Quant au au fond au propriétaire effectivement le propriétaire a semble-t-il un pédigré quand même problématique de un passé de proxénétisme. C'était un peu tout ce qui est sorti dans la presse le décrivit comme le Epstein des montagnes au fond proposant des jeunes filles à qui à qui voulait. Donc c'est quand même une condamnation pour prox pour prox pour escroquerie.
Il a été il a fait 2 ans de prison pour escroquerie. Il a été effectivement il y a eu proxénitisme séquestration c'est quand même un drôle de profil. Et vous aviez un personnage que vous vous devez de connaître, Benjamin Louis, qui est Sébastien Fanti qui est l'avocat aujourd'hui d'une partie des des victimes et qui est un ancien magistrat euh qui avait œuvré sur la force pré à la protection des données.
Exactement. Et qui a donné une une interview très forte. Bon alors c'est l'avocat des victimes, donc il faut voir d'où il parle hein, si tu me permettre.
Mais une interview très très forte où il s'interrogeait sur le fait qu'il n'y avait pas eu de contrôle justement dans cet établissement alors qu'il y en avait eu un peu partout ailleurs dans d'autres établissements qui s'interrogeaient sur le fait que le propriétaire avait pu acheter en liquide sans hypothèque des biens immobiliers dans un endroit où c'était quand même compliqué. Voilà. Effectivement, Matthéo Siravino est également l'un de nos journalistes qui nous attend sur place à Martini, là où va se dérouler tout à l'heure la cérémonie d'hommage.
Elle va débuter d'ici quelques minutes, Matthéo. Et ce qu'on voit ici, c'est que les invités, ça y est, arrivent les uns après les autres.
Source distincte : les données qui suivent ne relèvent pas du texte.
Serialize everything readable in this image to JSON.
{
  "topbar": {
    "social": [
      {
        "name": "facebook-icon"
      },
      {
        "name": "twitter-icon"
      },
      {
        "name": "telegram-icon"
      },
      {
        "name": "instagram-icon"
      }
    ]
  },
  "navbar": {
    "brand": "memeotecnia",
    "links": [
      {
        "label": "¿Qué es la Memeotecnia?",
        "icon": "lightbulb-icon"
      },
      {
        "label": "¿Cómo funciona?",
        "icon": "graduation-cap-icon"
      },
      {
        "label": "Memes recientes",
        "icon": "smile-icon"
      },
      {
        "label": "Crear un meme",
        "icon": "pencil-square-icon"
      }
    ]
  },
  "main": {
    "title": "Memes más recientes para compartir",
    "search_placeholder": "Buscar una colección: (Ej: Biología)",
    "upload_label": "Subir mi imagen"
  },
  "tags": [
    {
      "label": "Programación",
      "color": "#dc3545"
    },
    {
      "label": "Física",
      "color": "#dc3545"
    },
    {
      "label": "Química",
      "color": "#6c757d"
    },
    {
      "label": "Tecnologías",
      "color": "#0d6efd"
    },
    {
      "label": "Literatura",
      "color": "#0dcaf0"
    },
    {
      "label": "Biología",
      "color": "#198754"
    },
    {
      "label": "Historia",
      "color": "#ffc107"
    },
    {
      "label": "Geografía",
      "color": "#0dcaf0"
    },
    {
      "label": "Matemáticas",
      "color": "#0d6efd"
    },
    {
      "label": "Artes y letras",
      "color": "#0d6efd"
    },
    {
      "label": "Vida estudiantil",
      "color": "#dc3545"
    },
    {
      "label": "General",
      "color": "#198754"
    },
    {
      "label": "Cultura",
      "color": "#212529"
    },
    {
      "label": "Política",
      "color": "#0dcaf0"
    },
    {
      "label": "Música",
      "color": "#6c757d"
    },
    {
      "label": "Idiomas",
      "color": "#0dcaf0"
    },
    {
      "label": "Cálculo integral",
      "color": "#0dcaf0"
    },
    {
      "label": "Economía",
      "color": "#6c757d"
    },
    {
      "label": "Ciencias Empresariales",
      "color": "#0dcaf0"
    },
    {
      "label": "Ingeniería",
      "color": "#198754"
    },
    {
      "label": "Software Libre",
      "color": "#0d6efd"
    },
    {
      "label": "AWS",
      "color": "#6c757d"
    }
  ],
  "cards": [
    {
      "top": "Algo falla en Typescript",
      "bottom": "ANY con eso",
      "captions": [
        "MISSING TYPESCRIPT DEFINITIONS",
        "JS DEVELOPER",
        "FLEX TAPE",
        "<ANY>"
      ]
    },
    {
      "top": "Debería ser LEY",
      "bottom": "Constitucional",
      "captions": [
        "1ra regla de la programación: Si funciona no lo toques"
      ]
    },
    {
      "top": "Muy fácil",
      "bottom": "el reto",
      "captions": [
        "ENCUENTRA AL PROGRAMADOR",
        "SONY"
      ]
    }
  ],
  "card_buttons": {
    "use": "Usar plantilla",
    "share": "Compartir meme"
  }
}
Oui, ça y est, tous les invités, toutes les délégations sont quasiment arrivées ici à Martini.
Vous l'avez mentionné, nous ne sommes pas à Crontana, là où s'est passé le drame aux constellation. Nous sommes à une trentaine de minutes de ce bar. Alors, les premières délégations donc sont arrivées.
On a vu Emmanuel Macron il y a quelques minutes franchir le pas de ce centre des expositions. Et j'aimerais m'attarder quand même sur cette présence puisque euh Emmanuel Macron, c'est la première venue française, on va dire d'envergure depuis le début de ce drame. Aucun membre du gouvernement ne s'est rendu à Cran Montana depuis ce 31 décembre.
à contrario euh de l'Italie, il est aussi euh très fortement touché euh par ce drame. Le lendemain, le ministre des affaires étrangères était présent à Cran Montana pour rendre hommage. C'est évidemment un temps de recueillement très important.
Il va avoir une minute de silence qui va commencer autour de 13h50. Puis très vite, les euh les cloches de toutes les églises du pays vont sonner autour de 14h pour 5 minutes afin de rendre hommage à ces nombreuses victimes évidemment de cet incendie terrible. Merci beaucoup Matthéo, vous l'avez dit donc cérémonie dommage qui va débuter maintenant dans un quart d'heure.
On la suit en direct sur LCI avec ces moments forts. Vous les avez rappelé, les églises de toute la Suisse qui vont sonner à 14h pile juste après une minute de silence. Tous les Suisses sont appelés à l'observer cette minute de silence.
On a vu il y a un instant, la présidente du Parlement européen arrivé alors qu'Emmanuel Macron, ça y est, est déjà dans la salle. Et donc ce livre de condoléance qui est en train d'être rempli par les chefs d'état, les chefs de gouvernement qui seront présents durant cette cérémonie. Darius Rochbin sera là-bas, vous le savez, le le plus suisse des journalistes d'CI, mais nous sommes avec Benjamin Louis, journaliste correspondant de la radio Télévision Suisse à Paris.
Benjamin, vous êtes plus familier de de la Suisse que nous. Euh donc parlez-nous commenter peut-être ces images. Donc là, on est dans un édifice religieux qui se trouve euh du coup alors centre de congrès.
C'est un centre de congrès. C'est un centre de congrès. Centre de congrès.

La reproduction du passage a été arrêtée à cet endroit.